Les autorités n’assument pas leurs responsabilités en matière de santé publique

Alors que les liens entre exposition aux pesticides et maladies telles que cancer, troubles neurologiques et de la reproduction ont été mis en évidence par des études toujours plus nombreuses, les autorités, clairement, n’assument pas leurs responsabilités en matière de santé publique.

Tout d’abord, l’information scientifique fait défaut. Les données sur l’exposition des travailleurs aux pesticides sont lacunaires et il n’existe en France aucune structure chargée de les produire, indique l’Anses. De plus, une partie des données existantes n’est pas accessible car produite par les firmes agrochimiques pour leurs dossiers d’homologation et soumise à des exigences de confidentialité.

Evaluation défectueuse

Ensuite, les autorisations de mise sur le marché reposent sur une évaluation défectueuse des risques. Les évaluations font ainsi appel à des études réalisées par les fabricants de pesticides, qui n’ont généralement pas donné lieu à publication scientifique et dont les bases méthodologiques sont souvent fragiles. Par ailleurs, les procédures de validation au sein des comités d’experts ne sont pas transparentes, ce qui interdit le débat contradictoire au sein de la communauté des chercheurs et au-delà.

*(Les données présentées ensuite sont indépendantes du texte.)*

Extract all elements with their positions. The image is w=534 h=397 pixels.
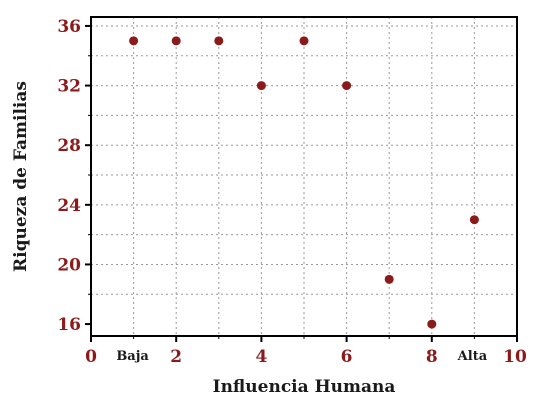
- y-axis-ticks: 16 20 24 28 32 36: [57, 17, 91, 335]
- x-tick-label: 2: [170, 347, 182, 367]
- x-tick-label: 6: [341, 347, 353, 367]
- x-category-label: Alta: [457, 349, 488, 364]
- x-tick-label: 0: [85, 347, 97, 367]
- data-point: [299, 36, 309, 46]
- y-tick-label: 36: [57, 17, 81, 37]
- y-tick-label: 32: [57, 77, 81, 97]
- data-points: [129, 36, 479, 329]
- data-point: [171, 36, 181, 46]
- x-tick-label: 8: [426, 347, 438, 367]
- data-point: [342, 81, 352, 91]
- x-category-label: Baja: [116, 349, 149, 364]
- data-point: [469, 215, 479, 225]
- data-point: [129, 36, 139, 46]
- y-tick-label: 28: [57, 136, 81, 156]
- x-tick-label: 4: [255, 347, 267, 367]
- y-tick-label: 20: [57, 255, 81, 275]
- grid-lines: [91, 17, 517, 336]
- data-point: [427, 319, 437, 329]
- y-axis-title: Riqueza de Familias: [11, 81, 31, 272]
- data-point: [384, 274, 394, 284]
- x-tick-label: 10: [503, 347, 527, 367]
- data-point: [256, 81, 266, 91]
- x-axis-title: Influencia Humana: [213, 377, 396, 397]
- y-tick-label: 16: [57, 315, 81, 335]
- data-point: [214, 36, 224, 46]
- x-axis-ticks: 0 2 4 6 8 10 Baja Alta: [85, 336, 527, 367]
- y-tick-label: 24: [57, 196, 81, 216]
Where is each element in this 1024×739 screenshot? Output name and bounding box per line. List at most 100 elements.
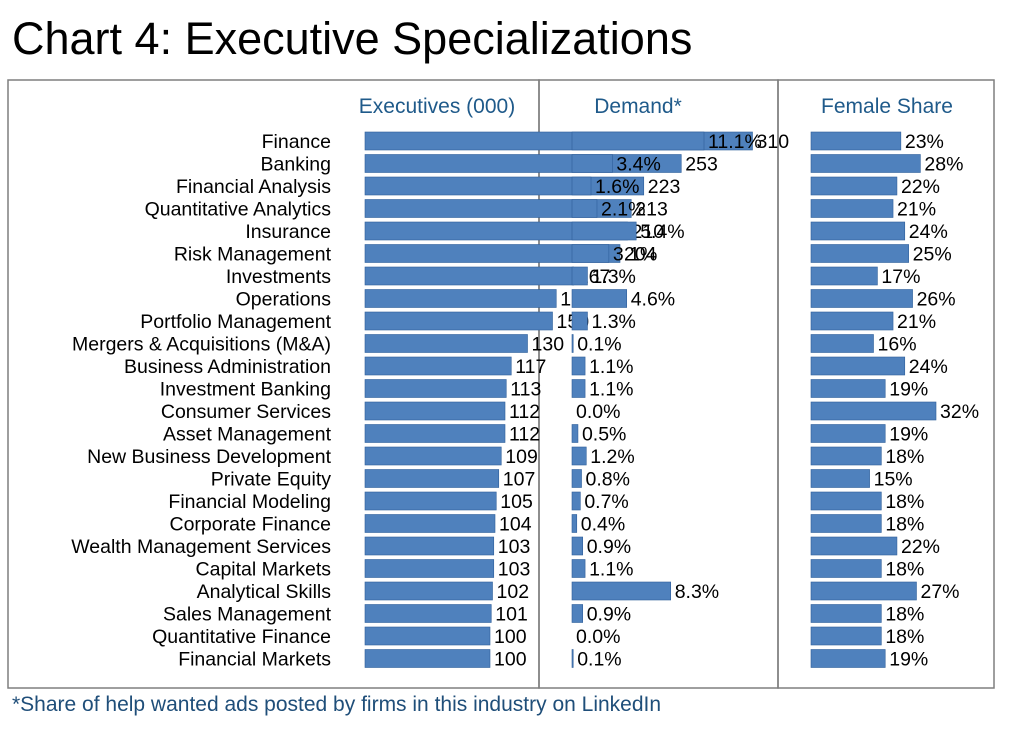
category-label: Banking	[261, 154, 331, 176]
category-label: Risk Management	[174, 244, 332, 266]
data-label-executives: 103	[498, 536, 531, 558]
bar-executives	[364, 199, 632, 218]
data-label-female-share: 22%	[901, 176, 940, 198]
data-label-female-share: 26%	[917, 289, 956, 311]
category-label: Portfolio Management	[140, 311, 331, 333]
data-label-demand: 0.1%	[577, 334, 621, 356]
bar-female-share	[810, 514, 882, 533]
data-label-female-share: 23%	[905, 131, 944, 153]
category-label: Mergers & Acquisitions (M&A)	[72, 334, 331, 356]
bar-female-share	[810, 356, 906, 376]
bar-demand	[571, 604, 584, 623]
bar-demand	[571, 244, 610, 263]
bar-demand	[571, 469, 582, 488]
bar-female-share	[810, 221, 906, 241]
data-label-female-share: 19%	[889, 379, 928, 401]
data-label-female-share: 19%	[889, 649, 928, 671]
bar-executives	[364, 311, 553, 331]
data-label-executives: 130	[532, 334, 565, 356]
data-label-demand: 2.1%	[601, 199, 645, 221]
data-label-executives: 113	[510, 379, 541, 401]
data-label-demand: 1.6%	[595, 176, 639, 198]
data-label-executives: 100	[494, 626, 527, 648]
data-label-female-share: 21%	[897, 199, 936, 221]
data-label-demand: 1.1%	[589, 559, 633, 581]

Les conflits d’intérêts sont très présents au niveau du conseil aux agriculteurs

Outre l’homologation, les conflits d’intérêts sont également très présents au niveau du conseil aux agriculteurs. Une grande partie des activités de conseil pour réduire les risques liés à l’usage des produits de traitement est assurée par des professionnels qui les vendent et les prescrivent.

Enfin, critique l’Anses, la politique de prévention tend à se résumer à la question du port d’équipements de protection individuelle, alors que selon les principes généraux de la prévention inscrits dans le code du travail, il s’agit d’une mesure de dernière intention. Au passage, l’efficacité de ces équipements est mal évaluée et la réalité des conditions de travail mal prise en compte.

Aussi, la conclusion s’impose : une meilleure protection des travailleurs passe impérativement par une réduction de l’usage des pesticides, fait observer l’Anses. Qui souligne à ce titre le manque d’ambition du plan Ecophyto adopté l’an dernier 2. Celui-ci, par des applications plus fines et sélectives, pourrait permettre théoriquement de réduire (un peu) les doses, au bénéfice de l’environnement, mais pas l’exposition des travailleurs.

  • 1.Les principales conclusions de ce rapport avait été dévoilées par le magazine Santé & Travail dans son numéro d’avril 2016.
  • 2.Voir « Pesticides, tout reste à faire », Alternatives Economiques n° 343, février 2015.